Raphael, with whom the stricken farmer’s son had formed an unshakeable bond, was tasked with keeping his ailing comrade within the clutch of Shield-Brethren tents. While the Shield-Brethren did not abandon one of their own, regardless of his mental condition, there would be others in the Christian camp who would not be as tolerant of their brother’s disturbed speech. The last thing this morale-stricken camp needs is a rumor of witchcraft and demonic possession, Calpurnius had instructed Raphael. Keep him—and us—safe.
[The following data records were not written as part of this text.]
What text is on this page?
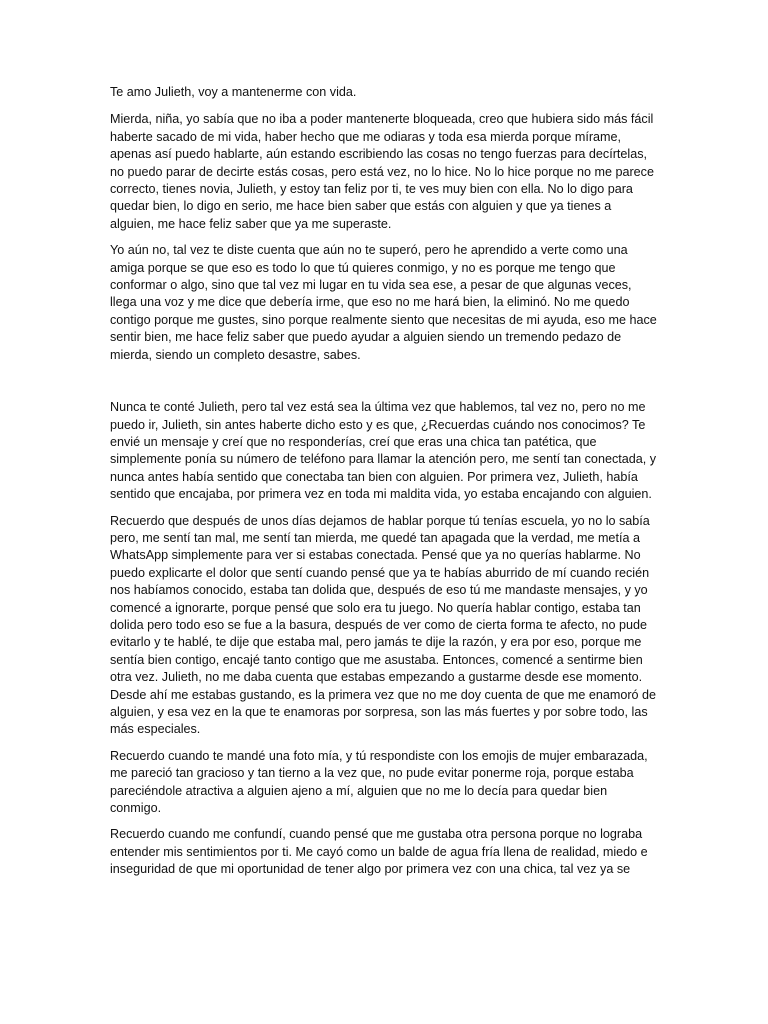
Te amo Julieth, voy a mantenerme con vida.

Mierda, niña, yo sabía que no iba a poder mantenerte bloqueada, creo que hubiera sido más fácil haberte sacado de mi vida, haber hecho que me odiaras y toda esa mierda porque mírame, apenas así puedo hablarte, aún estando escribiendo las cosas no tengo fuerzas para decírtelas, no puedo parar de decirte estás cosas, pero está vez, no lo hice. No lo hice porque no me parece correcto, tienes novia, Julieth, y estoy tan feliz por ti, te ves muy bien con ella. No lo digo para quedar bien, lo digo en serio, me hace bien saber que estás con alguien y que ya tienes a alguien, me hace feliz saber que ya me superaste.

Yo aún no, tal vez te diste cuenta que aún no te superó, pero he aprendido a verte como una amiga porque se que eso es todo lo que tú quieres conmigo, y no es porque me tengo que conformar o algo, sino que tal vez mi lugar en tu vida sea ese, a pesar de que algunas veces, llega una voz y me dice que debería irme, que eso no me hará bien, la eliminó. No me quedo contigo porque me gustes, sino porque realmente siento que necesitas de mi ayuda, eso me hace sentir bien, me hace feliz saber que puedo ayudar a alguien siendo un tremendo pedazo de mierda, siendo un completo desastre, sabes.

Nunca te conté Julieth, pero tal vez está sea la última vez que hablemos, tal vez no, pero no me puedo ir, Julieth, sin antes haberte dicho esto y es que, ¿Recuerdas cuándo nos conocimos? Te envié un mensaje y creí que no responderías, creí que eras una chica tan patética, que simplemente ponía su número de teléfono para llamar la atención pero, me sentí tan conectada, y nunca antes había sentido que conectaba tan bien con alguien. Por primera vez, Julieth, había sentido que encajaba, por primera vez en toda mi maldita vida, yo estaba encajando con alguien.

Recuerdo que después de unos días dejamos de hablar porque tú tenías escuela, yo no lo sabía pero, me sentí tan mal, me sentí tan mierda, me quedé tan apagada que la verdad, me metía a WhatsApp simplemente para ver si estabas conectada. Pensé que ya no querías hablarme. No puedo explicarte el dolor que sentí cuando pensé que ya te habías aburrido de mí cuando recién nos habíamos conocido, estaba tan dolida que, después de eso tú me mandaste mensajes, y yo comencé a ignorarte, porque pensé que solo era tu juego. No quería hablar contigo, estaba tan dolida pero todo eso se fue a la basura, después de ver como de cierta forma te afecto, no pude evitarlo y te hablé, te dije que estaba mal, pero jamás te dije la razón, y era por eso, porque me sentía bien contigo, encajé tanto contigo que me asustaba. Entonces, comencé a sentirme bien otra vez. Julieth, no me daba cuenta que estabas empezando a gustarme desde ese momento. Desde ahí me estabas gustando, es la primera vez que no me doy cuenta de que me enamoró de alguien, y esa vez en la que te enamoras por sorpresa, son las más fuertes y por sobre todo, las más especiales.

Recuerdo cuando te mandé una foto mía, y tú respondiste con los emojis de mujer embarazada, me pareció tan gracioso y tan tierno a la vez que, no pude evitar ponerme roja, porque estaba pareciéndole atractiva a alguien ajeno a mí, alguien que no me lo decía para quedar bien conmigo.

Recuerdo cuando me confundí, cuando pensé que me gustaba otra persona porque no lograba entender mis sentimientos por ti. Me cayó como un balde de agua fría llena de realidad, miedo e inseguridad de que mi oportunidad de tener algo por primera vez con una chica, tal vez ya se
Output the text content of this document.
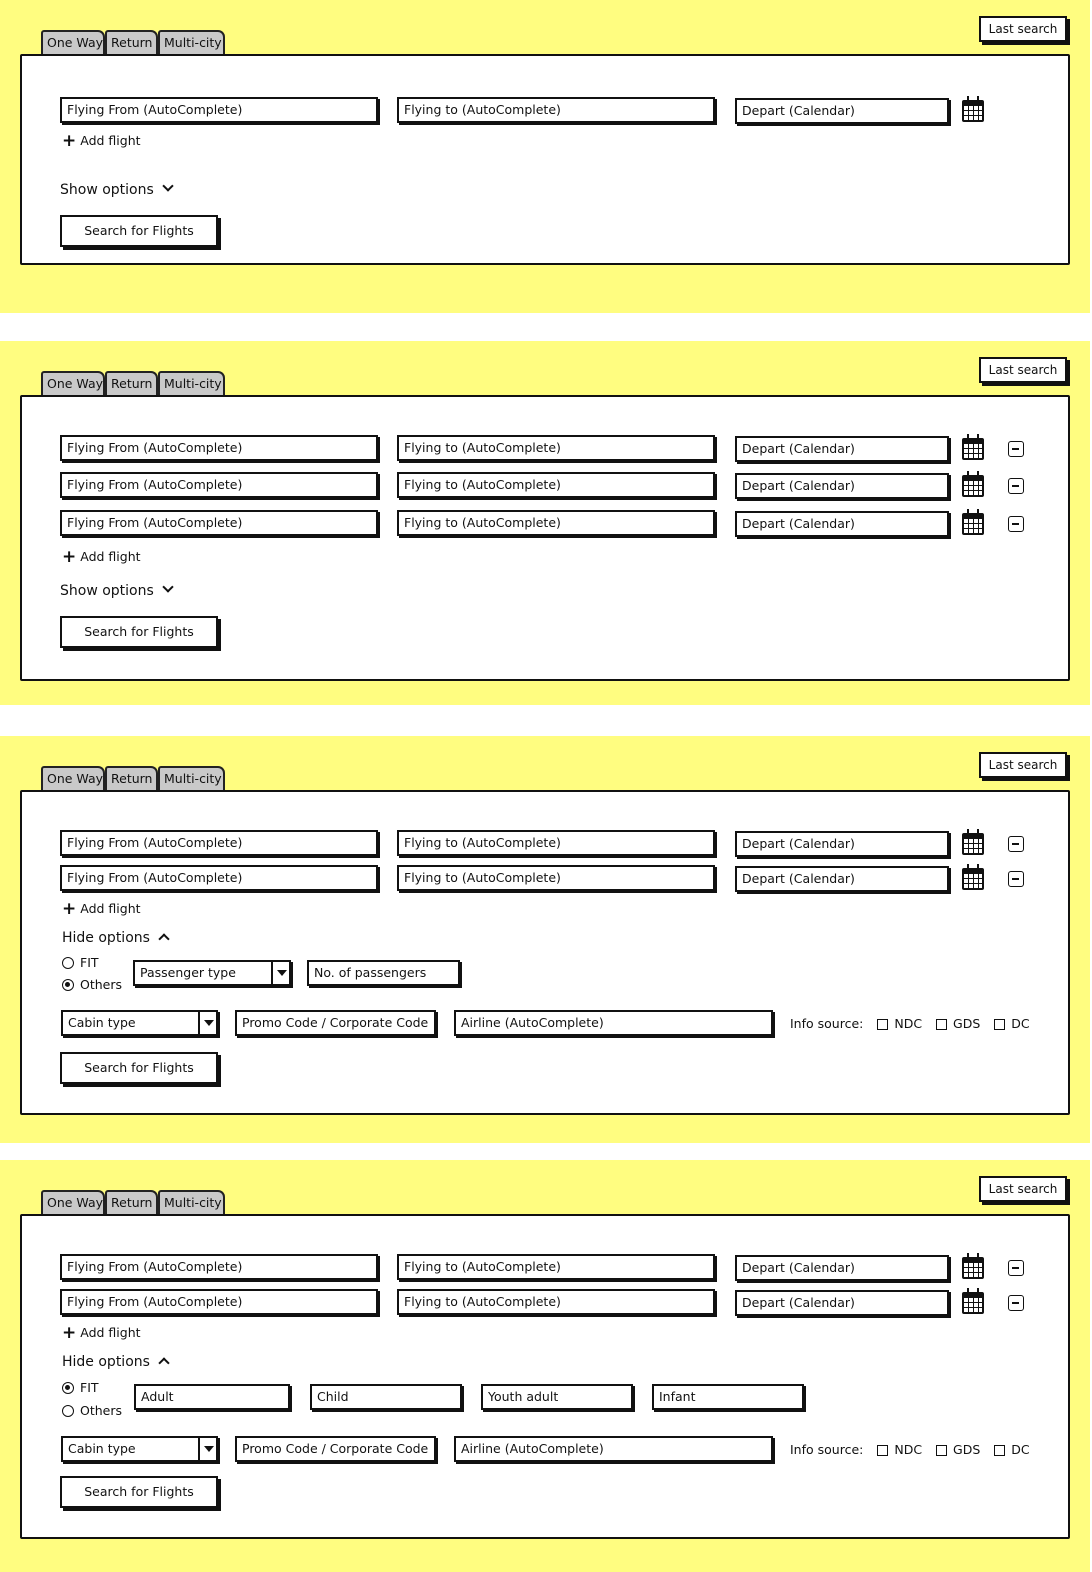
Last search
One Way Return Multi-city
Flying From (AutoComplete)	Flying to (AutoComplete)	Depart (Calendar)
+ Add flight
Show options
Search for Flights
Last search
One Way Return Multi-city
Flying From (AutoComplete)	Flying to (AutoComplete)	Depart (Calendar)
Flying From (AutoComplete)	Flying to (AutoComplete)	Depart (Calendar)
Flying From (AutoComplete)	Flying to (AutoComplete)	Depart (Calendar)
+ Add flight
Show options
Search for Flights
Last search
One Way Return Multi-city
Flying From (AutoComplete)	Flying to (AutoComplete)	Depart (Calendar)
Flying From (AutoComplete)	Flying to (AutoComplete)	Depart (Calendar)
+ Add flight
Hide options
FIT
Others
Passenger type	No. of passengers
Cabin type	Promo Code / Corporate Code	Airline (AutoComplete)	Info source: NDC GDS DC
Search for Flights
Last search
One Way Return Multi-city
Flying From (AutoComplete)	Flying to (AutoComplete)	Depart (Calendar)
Flying From (AutoComplete)	Flying to (AutoComplete)	Depart (Calendar)
+ Add flight
Hide options
FIT
Others
Adult	Child	Youth adult	Infant
Cabin type	Promo Code / Corporate Code	Airline (AutoComplete)	Info source: NDC GDS DC
Search for Flights
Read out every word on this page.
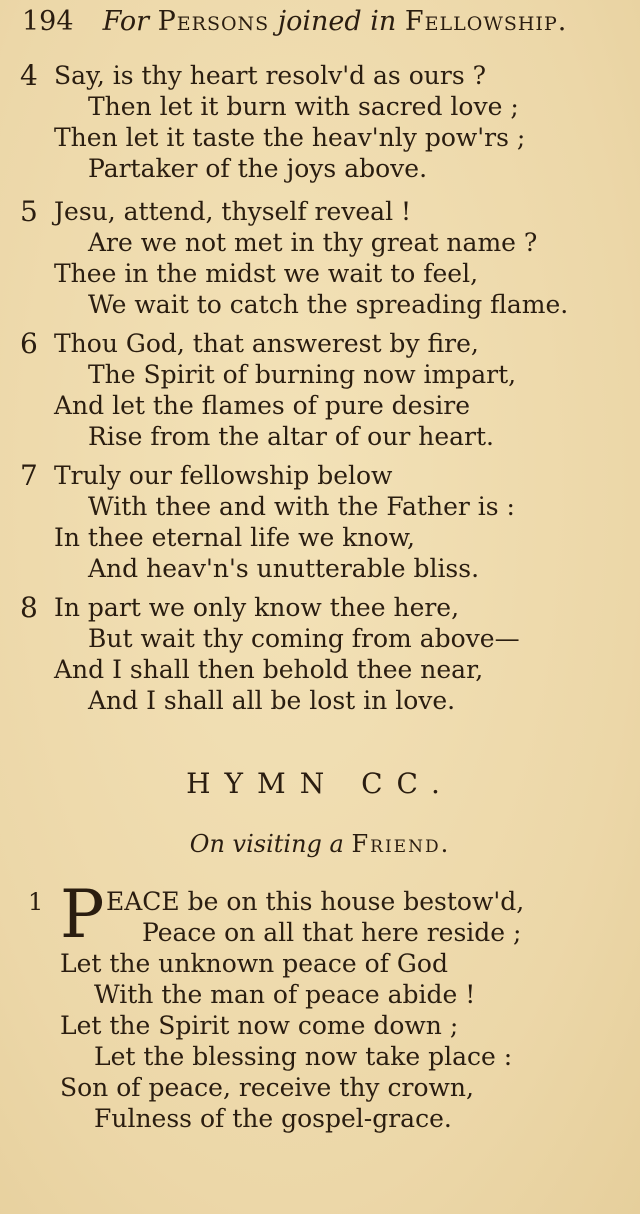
194 For Persons joined in Fellowship.
4 Say, is thy heart resolv'd as ours ?
Then let it burn with sacred love ;
Then let it taste the heav'nly pow'rs ;
Partaker of the joys above.
5 Jesu, attend, thyself reveal !
Are we not met in thy great name ?
Thee in the midst we wait to feel,
We wait to catch the spreading flame.
6 Thou God, that answerest by fire,
The Spirit of burning now impart,
And let the flames of pure desire
Rise from the altar of our heart.
7 Truly our fellowship below
With thee and with the Father is :
In thee eternal life we know,
And heav'n's unutterable bliss.
8 In part we only know thee here,
But wait thy coming from above—
And I shall then behold thee near,
And I shall all be lost in love.
HYMN CC.
On visiting a Friend.
1	EACE be on this house bestow'd,
Peace on all that here reside ;
Let the unknown peace of God
With the man of peace abide !
Let the Spirit now come down ;
Let the blessing now take place :
Son of peace, receive thy crown,
Fulness of the gospel-grace.
P
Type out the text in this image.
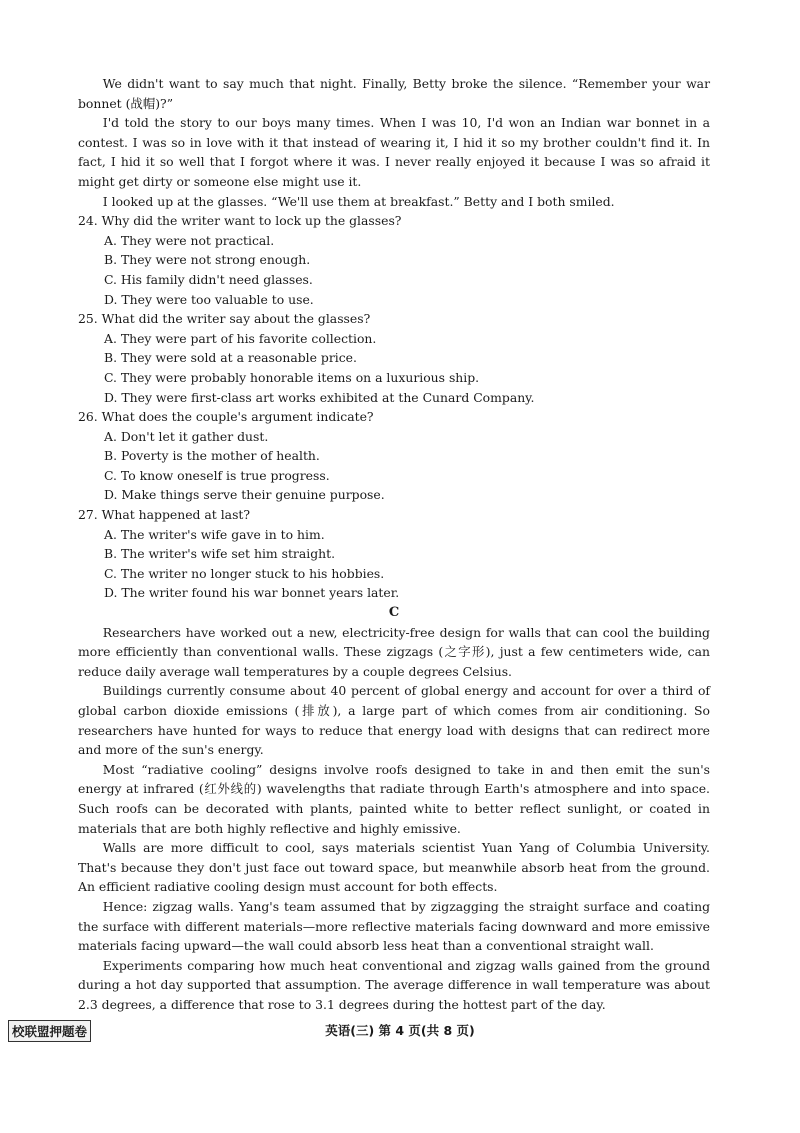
We didn't want to say much that night. Finally, Betty broke the silence. “Remember your war bonnet (战帽)?”

I'd told the story to our boys many times. When I was 10, I'd won an Indian war bonnet in a contest. I was so in love with it that instead of wearing it, I hid it so my brother couldn't find it. In fact, I hid it so well that I forgot where it was. I never really enjoyed it because I was so afraid it might get dirty or someone else might use it.

I looked up at the glasses. “We'll use them at breakfast.” Betty and I both smiled.

24. Why did the writer want to lock up the glasses?

A. They were not practical.

B. They were not strong enough.

C. His family didn't need glasses.

D. They were too valuable to use.

25. What did the writer say about the glasses?

A. They were part of his favorite collection.

B. They were sold at a reasonable price.

C. They were probably honorable items on a luxurious ship.

D. They were first-class art works exhibited at the Cunard Company.

26. What does the couple's argument indicate?

A. Don't let it gather dust.

B. Poverty is the mother of health.

C. To know oneself is true progress.

D. Make things serve their genuine purpose.

27. What happened at last?

A. The writer's wife gave in to him.

B. The writer's wife set him straight.

C. The writer no longer stuck to his hobbies.

D. The writer found his war bonnet years later.

C

Researchers have worked out a new, electricity-free design for walls that can cool the building more efficiently than conventional walls. These zigzags (之字形), just a few centimeters wide, can reduce daily average wall temperatures by a couple degrees Celsius.

Buildings currently consume about 40 percent of global energy and account for over a third of global carbon dioxide emissions (排放), a large part of which comes from air conditioning. So researchers have hunted for ways to reduce that energy load with designs that can redirect more and more of the sun's energy.

Most “radiative cooling” designs involve roofs designed to take in and then emit the sun's energy at infrared (红外线的) wavelengths that radiate through Earth's atmosphere and into space. Such roofs can be decorated with plants, painted white to better reflect sunlight, or coated in materials that are both highly reflective and highly emissive.

Walls are more difficult to cool, says materials scientist Yuan Yang of Columbia University. That's because they don't just face out toward space, but meanwhile absorb heat from the ground. An efficient radiative cooling design must account for both effects.

Hence: zigzag walls. Yang's team assumed that by zigzagging the straight surface and coating the surface with different materials—more reflective materials facing downward and more emissive materials facing upward—the wall could absorb less heat than a conventional straight wall.

Experiments comparing how much heat conventional and zigzag walls gained from the ground during a hot day supported that assumption. The average difference in wall temperature was about 2.3 degrees, a difference that rose to 3.1 degrees during the hottest part of the day.

校联盟押题卷	英语(三) 第 4 页(共 8 页)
The task had been fairly simple at first, in that Eptor was more than happy to follow Raphael like a faithful dog. And then the priest—Francis of Assisi, the founder of the Ordo Fratrum Minorum—arrived, and his revolutionary exhortation for peace changed everything.
* * *
It was not uncommon to see John of Brienne walking through the Christian camp. Though he was King of Jerusalem, he had never sat in its throne. His marriage to Maria of Montferrat had been one of political expediency, and his dowry had been the privilege of leading the Christian Crusaders in their vain effort to retake the Holy Land. Sir John governed from the ranks: listening to complaints of the men-at-arms; attending to the needs of the landed nobility who made up the bulk of the Christian cavalry; sitting and discussing tactics with the noble lords from France, Frisia, and England; and strategizing the best use of the diminishing number of knights from the three military orders. The Crusaders all knew him by sight, and while he allowed them to show some deference, he insisted on no title other than the one warranted by his numerous feats of arms.